Given that eventuality, my usual reaction is to go ahead and indulge, just to rid myself of the need to hold the obsession at bay. If the taunting of cheesecake visions keeps me from getting on with life, then the simple solution is to have a slice.
Recently I’ve been hosting an overarching obsession with one of my most decadent indulgences: Eggs Benedict. I relish the flavor symphony that is the classic Eggs Benedict—English muffin, Canadian bacon, poached eggs and Hollandaise sauce. Clean, simple, classic, traditional. Heart attack on a plate. I could eat it twice a week, but I try to restrict myself to once or twice a year. Right now, it’s been at least a couple of years. I want it so bad I can almost taste it.
So why not succumb? Because I’m having some trouble finding it.
I don’t like the Sunday Brunch thing and generally try to avoid peak crowd times in restaurants. Since most restaurants relegate their Eggs Benedict offering to special days and/or limited hours, I have some trouble coordinating. That’s not really the issue, though, because the craving itself is strong enough to pull me out of the house on a Sunday morning.
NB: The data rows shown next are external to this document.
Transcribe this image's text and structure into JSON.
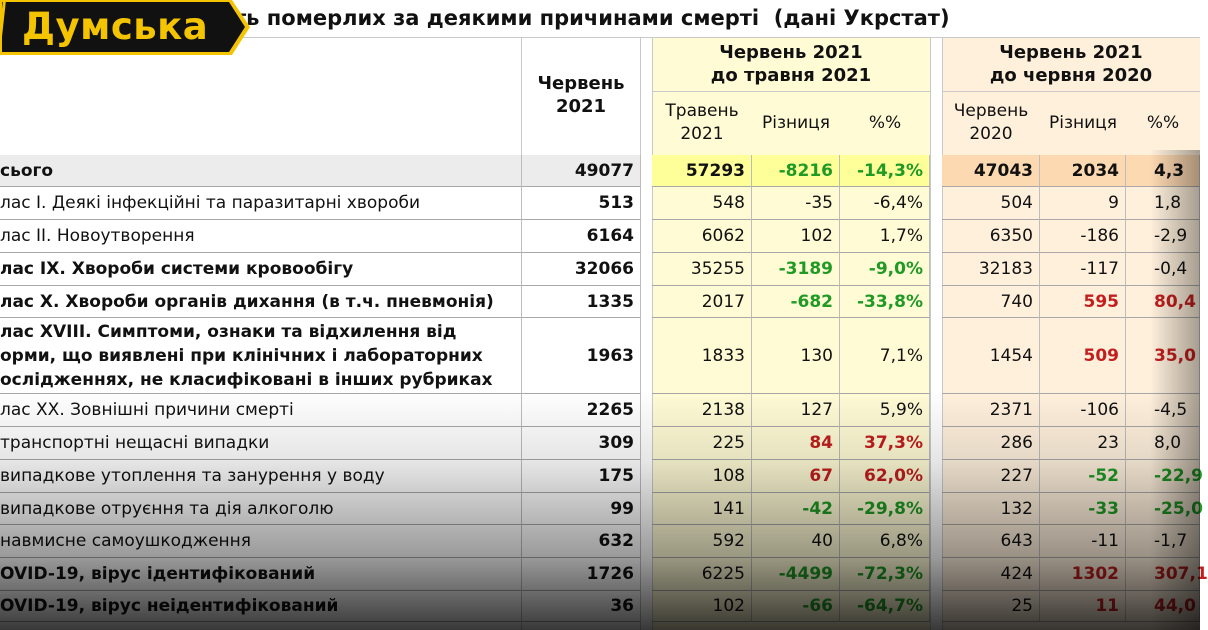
{
  "title": "ть померлих за деякими причинами смерті  (дані Укрстат)",
  "logo": {
    "text": "Думська",
    "text_color": "#f5c400",
    "bg_color": "#111111"
  },
  "colors": {
    "yellow_bg": "#fffbd5",
    "orange_bg": "#fff0dc",
    "total_yellow": "#ffff99",
    "total_orange": "#fdd9b2",
    "green": "#1f9a24",
    "red": "#c21e1e"
  },
  "header": {
    "col_june": "Червень\n2021",
    "group1": "Червень 2021\nдо травня 2021",
    "group1_sub": [
      "Травень\n2021",
      "Різниця",
      "%%"
    ],
    "group2": "Червень 2021\nдо червня 2020",
    "group2_sub": [
      "Червень\n2020",
      "Різниця",
      "%%"
    ]
  },
  "rows": [
    {
      "name": "сього",
      "bold": true,
      "total": true,
      "june": "49077",
      "may": "57293",
      "diff1": "-8216",
      "pct1": "-14,3%",
      "c1": "g",
      "june20": "47043",
      "diff2": "2034",
      "pct2": "4,3",
      "c2": ""
    },
    {
      "name": "лас I. Деякі інфекційні та паразитарні хвороби",
      "bold": false,
      "june": "513",
      "may": "548",
      "diff1": "-35",
      "pct1": "-6,4%",
      "c1": "",
      "june20": "504",
      "diff2": "9",
      "pct2": "1,8",
      "c2": ""
    },
    {
      "name": "лас II. Новоутворення",
      "bold": false,
      "june": "6164",
      "may": "6062",
      "diff1": "102",
      "pct1": "1,7%",
      "c1": "",
      "june20": "6350",
      "diff2": "-186",
      "pct2": "-2,9",
      "c2": ""
    },
    {
      "name": "лас IX. Хвороби системи кровообігу",
      "bold": true,
      "june": "32066",
      "may": "35255",
      "diff1": "-3189",
      "pct1": "-9,0%",
      "c1": "g",
      "june20": "32183",
      "diff2": "-117",
      "pct2": "-0,4",
      "c2": ""
    },
    {
      "name": "лас X. Хвороби органів дихання (в т.ч. пневмонія)",
      "bold": true,
      "june": "1335",
      "may": "2017",
      "diff1": "-682",
      "pct1": "-33,8%",
      "c1": "g",
      "june20": "740",
      "diff2": "595",
      "pct2": "80,4",
      "c2": "r"
    },
    {
      "name": "лас XVIII. Симптоми, ознаки та відхилення від\nорми, що виявлені при клінічних і лабораторних\nослідженнях, не класифіковані в інших рубриках",
      "bold": true,
      "june": "1963",
      "may": "1833",
      "diff1": "130",
      "pct1": "7,1%",
      "c1": "",
      "june20": "1454",
      "diff2": "509",
      "pct2": "35,0",
      "c2": "r"
    },
    {
      "name": "лас XX. Зовнішні причини смерті",
      "bold": false,
      "june": "2265",
      "may": "2138",
      "diff1": "127",
      "pct1": "5,9%",
      "c1": "",
      "june20": "2371",
      "diff2": "-106",
      "pct2": "-4,5",
      "c2": ""
    },
    {
      "name": "транспортні нещасні випадки",
      "bold": false,
      "june": "309",
      "may": "225",
      "diff1": "84",
      "pct1": "37,3%",
      "c1": "r",
      "june20": "286",
      "diff2": "23",
      "pct2": "8,0",
      "c2": ""
    },
    {
      "name": "випадкове утоплення та занурення у воду",
      "bold": false,
      "june": "175",
      "may": "108",
      "diff1": "67",
      "pct1": "62,0%",
      "c1": "r",
      "june20": "227",
      "diff2": "-52",
      "pct2": "-22,9",
      "c2": "g"
    },
    {
      "name": "випадкове отруєння та дія алкоголю",
      "bold": false,
      "june": "99",
      "may": "141",
      "diff1": "-42",
      "pct1": "-29,8%",
      "c1": "g",
      "june20": "132",
      "diff2": "-33",
      "pct2": "-25,0",
      "c2": "g"
    },
    {
      "name": "навмисне самоушкодження",
      "bold": false,
      "june": "632",
      "may": "592",
      "diff1": "40",
      "pct1": "6,8%",
      "c1": "",
      "june20": "643",
      "diff2": "-11",
      "pct2": "-1,7",
      "c2": ""
    },
    {
      "name": "OVID-19, вірус ідентифікований",
      "bold": true,
      "june": "1726",
      "may": "6225",
      "diff1": "-4499",
      "pct1": "-72,3%",
      "c1": "g",
      "june20": "424",
      "diff2": "1302",
      "pct2": "307,1",
      "c2": "r"
    },
    {
      "name": "OVID-19, вірус неідентифікований",
      "bold": true,
      "june": "36",
      "may": "102",
      "diff1": "-66",
      "pct1": "-64,7%",
      "c1": "g",
      "june20": "25",
      "diff2": "11",
      "pct2": "44,0",
      "c2": "r"
    }
  ]
}
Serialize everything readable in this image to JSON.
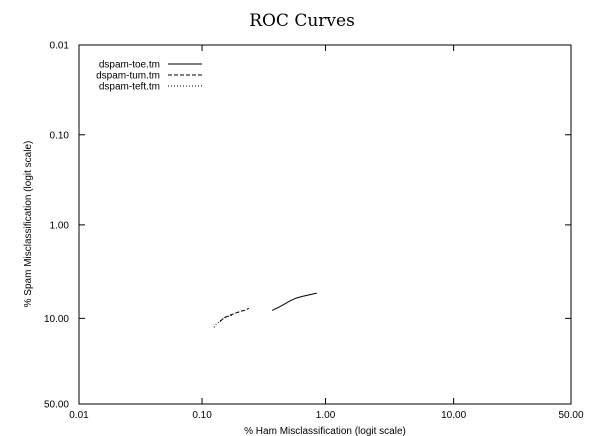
{
  "chart_data": {
    "type": "line",
    "title": "ROC Curves",
    "xlabel": "% Ham Misclassification (logit scale)",
    "ylabel": "% Spam Misclassification (logit scale)",
    "x_scale": "logit",
    "y_scale": "logit",
    "y_inverted": true,
    "xlim": [
      0.01,
      50.0
    ],
    "ylim": [
      0.01,
      50.0
    ],
    "x_ticks": [
      {
        "value": 0.01,
        "label": "0.01"
      },
      {
        "value": 0.1,
        "label": "0.10"
      },
      {
        "value": 1.0,
        "label": "1.00"
      },
      {
        "value": 10.0,
        "label": "10.00"
      },
      {
        "value": 50.0,
        "label": "50.00"
      }
    ],
    "y_ticks": [
      {
        "value": 0.01,
        "label": "0.01"
      },
      {
        "value": 0.1,
        "label": "0.10"
      },
      {
        "value": 1.0,
        "label": "1.00"
      },
      {
        "value": 10.0,
        "label": "10.00"
      },
      {
        "value": 50.0,
        "label": "50.00"
      }
    ],
    "grid": false,
    "legend_position": "top-left",
    "series": [
      {
        "name": "dspam-toe.tm",
        "color": "#000000",
        "dash": "solid",
        "points": [
          [
            0.37,
            8.3
          ],
          [
            0.42,
            7.7
          ],
          [
            0.47,
            7.1
          ],
          [
            0.52,
            6.6
          ],
          [
            0.58,
            6.2
          ],
          [
            0.65,
            5.95
          ],
          [
            0.73,
            5.75
          ],
          [
            0.8,
            5.6
          ],
          [
            0.85,
            5.5
          ]
        ]
      },
      {
        "name": "dspam-tum.tm",
        "color": "#000000",
        "dash": "dashed",
        "points": [
          [
            0.14,
            10.8
          ],
          [
            0.15,
            9.9
          ],
          [
            0.165,
            9.4
          ],
          [
            0.18,
            9.0
          ],
          [
            0.2,
            8.6
          ],
          [
            0.22,
            8.3
          ],
          [
            0.24,
            7.9
          ]
        ]
      },
      {
        "name": "dspam-teft.tm",
        "color": "#000000",
        "dash": "dotted",
        "points": [
          [
            0.125,
            12.3
          ],
          [
            0.13,
            11.5
          ],
          [
            0.14,
            10.6
          ],
          [
            0.15,
            10.0
          ],
          [
            0.165,
            9.5
          ],
          [
            0.18,
            9.2
          ]
        ]
      }
    ]
  }
}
The problem is the “tweak”—the compulsive need to make perfect things better. Everyone who does have an Eggs Benedict item on their menu trumpets their own major twist on the traditional recipe. They use a crab cake, lobster or shrimp in place of the Canadian bacon. They use cornbread, asparagus or other substitutes for the English muffin. They proudly proclaim their special sauce is even better than a classic Hollandaise. They are all so damn proud of how nontraditional their dish is, it never seems to have occurred to them that that could be the problem for some of us.
I’m a traditionalist. If it’s swimming in creamed spinach it’s not Eggs Benedict, even though I have nothing against creamed spinach. I don’t want a crab cake hiding under my poached eggs, as much as I love crab cakes.
I’m still searching for that elusive original. I won’t stop until I find it. I can’t. My id won’t let me.